Кирога исколесил Землю вдоль и поперек, на каждом шагу выступая по стерео, а то и лично – перед толпами избирателей. Но Клифтона сей факт мало тревожил – он только плечами пожимал:

– Ну и что? Новых голосов он не добьется, только глотку надсадит. На такие сборища ходят лишь убежденные последователи.

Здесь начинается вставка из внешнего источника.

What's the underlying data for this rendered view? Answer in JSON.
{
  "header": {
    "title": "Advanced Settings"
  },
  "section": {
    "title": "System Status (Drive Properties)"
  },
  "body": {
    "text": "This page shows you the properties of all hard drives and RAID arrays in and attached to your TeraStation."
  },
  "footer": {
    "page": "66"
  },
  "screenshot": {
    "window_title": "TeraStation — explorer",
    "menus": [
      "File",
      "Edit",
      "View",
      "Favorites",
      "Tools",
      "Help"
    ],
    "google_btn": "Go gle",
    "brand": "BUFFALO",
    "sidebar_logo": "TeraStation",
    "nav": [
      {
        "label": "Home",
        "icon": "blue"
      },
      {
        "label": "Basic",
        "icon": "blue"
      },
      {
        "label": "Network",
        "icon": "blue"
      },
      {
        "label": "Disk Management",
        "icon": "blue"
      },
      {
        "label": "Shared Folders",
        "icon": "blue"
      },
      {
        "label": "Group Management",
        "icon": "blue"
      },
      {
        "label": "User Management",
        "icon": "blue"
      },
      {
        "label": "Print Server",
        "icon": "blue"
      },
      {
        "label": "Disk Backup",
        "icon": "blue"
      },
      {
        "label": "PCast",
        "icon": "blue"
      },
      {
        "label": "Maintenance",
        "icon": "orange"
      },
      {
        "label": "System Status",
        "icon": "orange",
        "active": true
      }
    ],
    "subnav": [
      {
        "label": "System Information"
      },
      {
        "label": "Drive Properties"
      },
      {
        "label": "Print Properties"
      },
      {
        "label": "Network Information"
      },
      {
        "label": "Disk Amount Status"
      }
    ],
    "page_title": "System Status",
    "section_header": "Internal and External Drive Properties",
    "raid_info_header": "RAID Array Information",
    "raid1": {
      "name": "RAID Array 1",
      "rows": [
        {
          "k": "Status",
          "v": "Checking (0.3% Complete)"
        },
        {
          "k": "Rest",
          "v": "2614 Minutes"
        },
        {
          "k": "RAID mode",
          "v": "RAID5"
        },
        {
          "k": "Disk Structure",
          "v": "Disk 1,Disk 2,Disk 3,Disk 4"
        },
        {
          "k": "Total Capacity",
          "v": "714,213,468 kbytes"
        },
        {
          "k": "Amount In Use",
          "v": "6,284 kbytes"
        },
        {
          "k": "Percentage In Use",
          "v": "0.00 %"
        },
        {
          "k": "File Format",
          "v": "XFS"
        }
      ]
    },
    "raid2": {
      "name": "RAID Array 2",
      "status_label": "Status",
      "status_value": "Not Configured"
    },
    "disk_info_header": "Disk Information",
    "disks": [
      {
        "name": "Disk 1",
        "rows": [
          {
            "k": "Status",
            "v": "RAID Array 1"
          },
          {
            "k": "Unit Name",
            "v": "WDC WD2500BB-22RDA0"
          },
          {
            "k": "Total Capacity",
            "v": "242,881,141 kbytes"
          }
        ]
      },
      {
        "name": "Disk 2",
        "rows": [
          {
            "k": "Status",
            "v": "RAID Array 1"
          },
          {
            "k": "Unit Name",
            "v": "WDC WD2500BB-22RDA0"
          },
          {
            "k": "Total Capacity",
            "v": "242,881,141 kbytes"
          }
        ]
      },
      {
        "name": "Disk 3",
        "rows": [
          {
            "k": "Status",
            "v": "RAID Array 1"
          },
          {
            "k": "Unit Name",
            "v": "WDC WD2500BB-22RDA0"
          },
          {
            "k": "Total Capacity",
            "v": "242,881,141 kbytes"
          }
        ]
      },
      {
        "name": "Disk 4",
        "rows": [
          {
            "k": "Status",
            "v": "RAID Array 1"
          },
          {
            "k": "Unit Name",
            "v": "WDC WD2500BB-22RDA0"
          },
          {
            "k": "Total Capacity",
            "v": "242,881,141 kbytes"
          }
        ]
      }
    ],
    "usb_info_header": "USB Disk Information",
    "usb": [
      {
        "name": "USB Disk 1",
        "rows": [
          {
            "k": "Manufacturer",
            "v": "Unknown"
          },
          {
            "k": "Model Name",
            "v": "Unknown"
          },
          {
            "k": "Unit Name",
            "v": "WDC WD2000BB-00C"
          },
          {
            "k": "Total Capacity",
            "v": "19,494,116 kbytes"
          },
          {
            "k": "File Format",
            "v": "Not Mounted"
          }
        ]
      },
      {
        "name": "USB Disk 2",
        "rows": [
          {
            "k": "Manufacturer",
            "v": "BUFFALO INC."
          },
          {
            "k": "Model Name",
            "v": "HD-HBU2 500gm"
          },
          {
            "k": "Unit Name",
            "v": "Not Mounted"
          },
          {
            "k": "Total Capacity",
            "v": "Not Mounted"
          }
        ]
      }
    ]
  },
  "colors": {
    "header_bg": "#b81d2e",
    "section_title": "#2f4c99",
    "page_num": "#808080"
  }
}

Я искренне надеялся, что вопрос этот Роджу знаком. Времени на кампанию отпущено было немного – всего шесть недель со дня отставки Кироги. Потому выступать приходилось ежедневно – всеобщая сеть отвела нам времени столько же, сколько и Партии Человечества. Или же – речи записывали и рассылали почтовыми катерами по всем избирательным клубам Империи. Обычно я получал набросок речи – наверное, от Билла, хотя самого его больше не видел, – и доводил речь до ума. Ее забирал Родж – и вскоре приносил назад с одобрением. Иногда Бонфорт исправлял в ней кое-что; почерк его стал еще более неразборчивым.

Поправки Бонфорта я никогда не подвергал сомнению, а остальное просто выкидывал. Когда готовишь текст сам – выходит куда ярче и живей! Суть поправок я вскоре уловил: Бонфорт всегда убирал из речи лишние определения, делая ее резче – пусть жуют, как есть!

Похоже, у меня стало получаться – исправлений появлялось день ото дня меньше.

С ним я так и не встретился. Чувствовал, не смогу играть, увидев его беспомощным и слабым. И в нашем тесном кругу не одному мне противопоказаны были подобные встречи – Чапек больше не пускал к нему Пенни. Почти сразу после прибытия в Новую Батавию она загрустила и становилась все рассеянней и раздражительней. Под глазами ее проступили круги – похлеще, чем у енота. Я не знал, отчего. Решил, что предвыборная гонка, да еще тревога за здоровье Бонфорта – берут свое, однако прав оказался лишь отчасти. Чапек тоже заметил неладное и принял свои меры. Под гипнозом он обо всем расспросил ее, а затем вежливо, но твердо запретил посещать Бонфорта, пока я не закончу работу и не отправлюсь восвояси.

Бедная девочка чуть было не спятила. Она навещала тяжелобольного, которого давно и безнадежно любила, а затем ей приходилось возвращаться к работе с человеком, абсолютно похожим на него, говорящим его голосом, но пребывающим в добром здравии… Было, отчего начать меня ненавидеть!

Выяснив причину ее состояния, добрый старый док Чапек сделал ей успокоительное внушение и велел впредь держаться от комнаты больного подальше. Мне же никто ничего не сказал – не мое, видите ли, дело! Однако Пенни повеселела, былая привлекательность и работоспособность вновь вернулись к ней.

А между тем, это и меня касалось, черт возьми! Я уже два раза бросил бы все эти тараканьи бега, если бы не Пенни!